Plokhy favours a liberal capitalist vision of Ukrainian independence from Russia, linked to the EU and NATO. But within the nationalist movement there also exists a fascistic far-right tradition. Plokhy overcomes this contradiction by studiously ignoring the far right and its role in Ukrainian nationalism. The alliance of right-wing nationalist Stepan Bandera with the Nazis is not mentioned. He averts his eyes without a single mention of the far-right racist Svobodba party and the fascist Right Sector. The white supremacist and Right Sector leader Andriy Biletsky, who founded the fascist Azov Battalion, is referred to as a “radical nationalist”. The arson attack by anti-Russian fighters, including Right Sector activists, that killed 42 pro-Russian protesters in a trade union building in Odessa is glossed over as a “tragedy”.
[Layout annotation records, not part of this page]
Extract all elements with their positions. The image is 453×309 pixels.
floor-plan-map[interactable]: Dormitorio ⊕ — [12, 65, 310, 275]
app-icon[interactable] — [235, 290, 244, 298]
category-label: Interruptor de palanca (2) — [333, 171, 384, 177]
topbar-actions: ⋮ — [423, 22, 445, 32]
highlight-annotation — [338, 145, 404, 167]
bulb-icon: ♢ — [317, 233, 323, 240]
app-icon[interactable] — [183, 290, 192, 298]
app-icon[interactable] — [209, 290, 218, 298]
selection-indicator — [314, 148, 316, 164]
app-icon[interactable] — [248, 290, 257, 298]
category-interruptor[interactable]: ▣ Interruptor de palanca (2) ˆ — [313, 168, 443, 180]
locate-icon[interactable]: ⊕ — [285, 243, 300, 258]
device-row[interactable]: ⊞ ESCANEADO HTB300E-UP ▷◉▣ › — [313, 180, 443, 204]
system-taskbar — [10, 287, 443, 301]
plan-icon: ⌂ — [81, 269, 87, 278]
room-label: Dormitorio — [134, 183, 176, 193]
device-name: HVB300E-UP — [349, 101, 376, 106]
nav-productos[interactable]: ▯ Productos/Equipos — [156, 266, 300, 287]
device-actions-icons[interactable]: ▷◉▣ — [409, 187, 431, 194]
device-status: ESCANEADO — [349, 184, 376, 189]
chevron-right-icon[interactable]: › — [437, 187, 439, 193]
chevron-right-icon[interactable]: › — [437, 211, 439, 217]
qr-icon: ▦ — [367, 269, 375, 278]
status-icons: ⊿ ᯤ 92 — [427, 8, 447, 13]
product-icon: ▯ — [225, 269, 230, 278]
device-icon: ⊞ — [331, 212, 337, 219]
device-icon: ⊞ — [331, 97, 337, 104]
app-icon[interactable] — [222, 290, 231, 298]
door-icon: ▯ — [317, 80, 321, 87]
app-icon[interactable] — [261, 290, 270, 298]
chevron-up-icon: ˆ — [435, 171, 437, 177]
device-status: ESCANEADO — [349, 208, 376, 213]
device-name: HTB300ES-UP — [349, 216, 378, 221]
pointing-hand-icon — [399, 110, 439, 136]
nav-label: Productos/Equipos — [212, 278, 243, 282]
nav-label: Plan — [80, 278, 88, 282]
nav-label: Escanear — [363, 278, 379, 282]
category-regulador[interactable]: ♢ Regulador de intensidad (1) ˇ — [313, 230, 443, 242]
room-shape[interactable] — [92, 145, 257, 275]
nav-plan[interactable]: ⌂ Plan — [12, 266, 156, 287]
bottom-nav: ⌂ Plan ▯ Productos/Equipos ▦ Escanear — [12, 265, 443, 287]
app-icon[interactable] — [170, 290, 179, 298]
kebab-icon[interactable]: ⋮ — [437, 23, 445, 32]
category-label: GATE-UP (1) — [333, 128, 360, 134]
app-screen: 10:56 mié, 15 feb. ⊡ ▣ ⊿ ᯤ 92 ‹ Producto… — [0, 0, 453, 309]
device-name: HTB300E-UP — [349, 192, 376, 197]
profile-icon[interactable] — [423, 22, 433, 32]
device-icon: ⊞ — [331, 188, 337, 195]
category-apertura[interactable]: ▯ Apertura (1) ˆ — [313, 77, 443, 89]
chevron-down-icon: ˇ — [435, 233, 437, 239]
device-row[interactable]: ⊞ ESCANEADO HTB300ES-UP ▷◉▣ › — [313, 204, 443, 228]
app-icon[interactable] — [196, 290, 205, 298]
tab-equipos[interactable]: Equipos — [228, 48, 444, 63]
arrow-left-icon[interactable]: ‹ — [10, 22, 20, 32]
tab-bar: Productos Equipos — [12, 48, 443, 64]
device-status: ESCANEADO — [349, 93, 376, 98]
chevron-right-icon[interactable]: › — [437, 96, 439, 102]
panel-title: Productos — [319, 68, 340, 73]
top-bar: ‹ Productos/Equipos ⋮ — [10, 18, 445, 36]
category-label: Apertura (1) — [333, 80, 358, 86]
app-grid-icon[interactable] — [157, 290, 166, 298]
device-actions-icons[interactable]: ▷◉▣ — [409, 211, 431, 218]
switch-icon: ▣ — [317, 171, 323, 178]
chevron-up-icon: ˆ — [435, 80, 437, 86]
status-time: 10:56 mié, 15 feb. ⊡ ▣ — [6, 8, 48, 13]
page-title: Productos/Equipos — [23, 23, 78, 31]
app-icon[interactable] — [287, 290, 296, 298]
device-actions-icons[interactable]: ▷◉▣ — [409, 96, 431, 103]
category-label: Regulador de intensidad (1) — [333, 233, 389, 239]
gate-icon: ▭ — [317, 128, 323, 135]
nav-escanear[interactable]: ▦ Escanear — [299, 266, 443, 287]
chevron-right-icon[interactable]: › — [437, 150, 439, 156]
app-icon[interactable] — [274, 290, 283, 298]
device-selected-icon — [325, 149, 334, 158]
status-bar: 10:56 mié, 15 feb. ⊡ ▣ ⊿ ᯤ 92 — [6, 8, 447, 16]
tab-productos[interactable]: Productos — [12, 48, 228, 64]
Plokhy also dismisses the legitimate fears of Russian speakers in Ukraine at the language laws passed in 2019, which prevented the use of Russian and Hungarian by government officials and public sector employees, calling them “necessary elements in nation-building”. However, discriminating against Russian speakers and the oppression of minorities is opposed by Marxists. While defending the right of national self-determination, Marxists also strive for the maximum unity of the working class, and defend the rights of national minorities within newly formed nations, opposing any form of national or ethnic repression that can divide workers. That can even include the right to autonomy for regions like the Donbas, where the majority are ethnic Russians.
So, if the reader wants to get a rough overview of the development of Ukraine and Russia since the collapse of the Soviet Union, this book is quite useful. But be aware of omissions and distortions.